ST. PAUL -- A Moorhead man was the first Minnesotan to die of West Nile virus, the Minnesota Department of Health said Wednesday.
Robert Bender, 73, died Tuesday at a Fargo, N.D., hospital of complications from the virus, his widow, Helen, said Wednesday. He had entered the hospital Aug. 31.
"It all happened pretty fast," Helen Bender said. "It really started to get bad on Sunday. He had a high temperature and he was trembling and shaking.
"He tried to talk but he couldn't," she said.
Helen Bender said she and her husband "don't go outside much" but said they were taking precautions against mosquitoes.
She didn't know for sure where he was bitten, but told the Star Tribune of Minneapolis that she suspected it was in the couple's back yard, which has a pool and tall weeds.
She said that her husband, a retired electrician, enjoyed spending time outside and sitting on their deck. "He was a putterer," Helen Bender told the newspaper.
She said her husband had been in declining health because of Parkinson's disease. "I think it all just took a toll," she said.
The virus was first reported in the state in July of last year. The death brings to 31 the total number of cases reported this year in Minnesota, compared with 48 last year.
As of Tuesday, the Centers for Disease Control and Prevention in Atlanta had received 2,874 reported cases of the disease, including 53 deaths, nationwide this year.

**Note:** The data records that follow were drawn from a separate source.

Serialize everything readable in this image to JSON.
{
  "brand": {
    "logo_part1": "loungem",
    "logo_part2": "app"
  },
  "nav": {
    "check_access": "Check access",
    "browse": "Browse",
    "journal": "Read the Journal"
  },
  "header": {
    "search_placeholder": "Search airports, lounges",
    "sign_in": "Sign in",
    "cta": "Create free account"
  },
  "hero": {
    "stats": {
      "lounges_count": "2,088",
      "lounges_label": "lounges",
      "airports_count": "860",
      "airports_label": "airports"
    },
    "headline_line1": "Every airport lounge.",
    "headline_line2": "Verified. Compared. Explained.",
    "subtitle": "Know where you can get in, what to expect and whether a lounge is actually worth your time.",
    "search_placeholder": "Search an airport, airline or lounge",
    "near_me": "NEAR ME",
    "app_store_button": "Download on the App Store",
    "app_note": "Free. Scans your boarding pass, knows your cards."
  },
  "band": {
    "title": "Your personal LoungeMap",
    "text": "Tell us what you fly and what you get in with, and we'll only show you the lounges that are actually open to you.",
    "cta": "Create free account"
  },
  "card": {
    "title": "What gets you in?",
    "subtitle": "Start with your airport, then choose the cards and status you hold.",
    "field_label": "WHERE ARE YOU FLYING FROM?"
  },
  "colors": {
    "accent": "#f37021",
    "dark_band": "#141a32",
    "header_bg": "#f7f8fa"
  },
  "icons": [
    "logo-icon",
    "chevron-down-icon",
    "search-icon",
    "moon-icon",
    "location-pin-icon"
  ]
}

State Epidemiologist Harry Hull said the case should remind people to protect themselves against mosquitoes, though he stressed that the chances of getting the disease remain small.
He said protective measures are particularly important for older Minnesotans, who are at higher risk of developing severe illness from the West Nile virus.
The virus is spread to people and animals by bites from mosquitoes that have fed on infected birds. It rarely kills, but about 1 in 150 people who get the virus will develop potentially deadly encephalitis or meningitis.
Since the virus first entered the country through New York in 1999, late August through September has been its peak season. It infected 4,156 people nationally and killed 284 in 2002 -- its largest U.S. outbreak yet.
To reduce your risk of being bitten, the Health Department recommends:
* Using a good mosquito repellent, containing no more than 30 percent of the active ingredient DEET.
* Wear long-sleeve shirts and long pants.
* Avoid outdoor activities at dusk or dawn, when mosquitoes are feeding.
* Eliminate possible mosquito-breeding sites such as old tires, buckets or clogged rain gutters.
Symptoms of the illness usually show up two to 15 days after being bitten. They can include headache, high fever, muscle weakness, stiff neck, disorientation, tremors, convulsions, paralysis and coma.
People who suspect that they may have West Nile should see a doctor.